2) Fast, efficient feedback loops
Code should run the same in all environments, and feedback on all work should be quick
The first way describes how code works upward, toward Production.
This second way describes how feedback loops and problems with the work find their way back down toward developers.
This loop should be as fast and as efficient as possible;
- Simple code quality checks such as Unit Tests, Code Linting and Building should happen early on
- Environments should be exactly the same - Dev should be exactly the same as Production, only with less server size
- Automation testing should happen in as lower as possible environments, and integration between services should happen as early on as possible
- Developers should be involved as early on as possible in the Agile process to enable discussion and communication around work to be done
TL;DR Move your testing as early on as possible to reduce risk. Make it so developers know as quickly as possible when something breaks.
This is the origin of the term Shift Left
3) Continued iteration and experimentation
Just like code, process should always be living
We should all be comfortable experimenting with process.

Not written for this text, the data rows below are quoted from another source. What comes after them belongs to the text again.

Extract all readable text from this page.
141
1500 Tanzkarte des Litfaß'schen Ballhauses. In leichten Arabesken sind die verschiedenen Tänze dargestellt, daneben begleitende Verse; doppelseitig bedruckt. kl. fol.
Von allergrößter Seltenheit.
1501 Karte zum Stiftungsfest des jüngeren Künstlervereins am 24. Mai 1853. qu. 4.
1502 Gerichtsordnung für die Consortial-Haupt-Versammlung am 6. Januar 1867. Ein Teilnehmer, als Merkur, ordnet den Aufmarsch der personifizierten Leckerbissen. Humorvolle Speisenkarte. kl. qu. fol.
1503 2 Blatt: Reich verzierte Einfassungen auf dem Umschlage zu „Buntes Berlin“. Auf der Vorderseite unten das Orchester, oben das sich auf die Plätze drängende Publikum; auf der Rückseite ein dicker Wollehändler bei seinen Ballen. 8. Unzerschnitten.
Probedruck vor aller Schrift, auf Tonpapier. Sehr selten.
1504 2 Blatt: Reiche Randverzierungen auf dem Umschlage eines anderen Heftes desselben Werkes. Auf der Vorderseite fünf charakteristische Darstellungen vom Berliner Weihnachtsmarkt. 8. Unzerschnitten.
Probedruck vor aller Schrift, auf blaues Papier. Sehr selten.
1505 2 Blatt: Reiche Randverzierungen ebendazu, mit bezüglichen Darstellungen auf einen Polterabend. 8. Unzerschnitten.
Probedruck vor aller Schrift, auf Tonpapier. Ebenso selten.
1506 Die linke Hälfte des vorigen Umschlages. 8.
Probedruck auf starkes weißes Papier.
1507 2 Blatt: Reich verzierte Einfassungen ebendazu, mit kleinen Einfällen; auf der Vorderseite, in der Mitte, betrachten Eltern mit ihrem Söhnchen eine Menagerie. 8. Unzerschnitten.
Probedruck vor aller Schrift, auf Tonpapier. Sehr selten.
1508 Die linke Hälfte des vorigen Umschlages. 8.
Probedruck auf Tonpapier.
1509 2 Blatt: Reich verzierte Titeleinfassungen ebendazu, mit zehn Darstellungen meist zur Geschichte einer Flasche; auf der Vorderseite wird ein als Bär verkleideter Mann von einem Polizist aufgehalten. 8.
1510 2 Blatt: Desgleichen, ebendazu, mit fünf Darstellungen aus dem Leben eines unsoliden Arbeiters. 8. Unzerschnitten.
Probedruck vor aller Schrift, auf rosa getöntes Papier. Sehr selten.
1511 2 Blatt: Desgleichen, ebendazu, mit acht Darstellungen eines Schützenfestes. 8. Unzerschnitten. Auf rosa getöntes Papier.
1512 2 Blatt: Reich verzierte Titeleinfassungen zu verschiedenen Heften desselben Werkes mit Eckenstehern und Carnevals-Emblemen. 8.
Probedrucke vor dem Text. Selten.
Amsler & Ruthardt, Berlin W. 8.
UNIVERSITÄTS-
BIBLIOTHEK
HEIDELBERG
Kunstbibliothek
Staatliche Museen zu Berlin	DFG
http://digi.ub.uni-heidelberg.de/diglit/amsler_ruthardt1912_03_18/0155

Nothing is ever perfect. Process, pipelines nor culture. The entire software delivery lifecycle should be an interative process where we experiment, test and evaluate our current process and ways of working.
The entire team should be empowered to be able to constructively critique, discuss and propose new ways of working and process; from Agile methods all the way to Pipelines and Environment strategies. If you spot something that seems a bit odd in your process, then flag it and have a conversation about it.
For example, if the code is failing linting most often in the pipeline - move it towards the beginning of the pipeline! Or better yet, add it as a pre-commit/pre-push hook. Or have a chat with developers to understand why this is happening - maybe people have different local set ups on their machines.
There are always different solutions to problems; whether environmental, process or code-based, and experimentation is a great way to involve the entire team and get everyone's input.
Recap
This article is fluffy - there's no way around that unfortunately.
However, hopefully by now, you understand that DevOps is not a job title. DevOps is not a single role that a single person can fulfil - perhaps as a coaching role but definitely not as a development role.
DevOps is a mindset focused around optimisation, communication and efficiency. Underpinning all of the above is communication - a solid foundation for all projects is a safe environment where people can feel confident to question the status quo, and work together as a team to create a better, more efficient working process.
In the next articles, we will focus on CI, CD, tooling such as CircleCI and Jenkins, communication and other basic concepts that you can implement on projects you work on.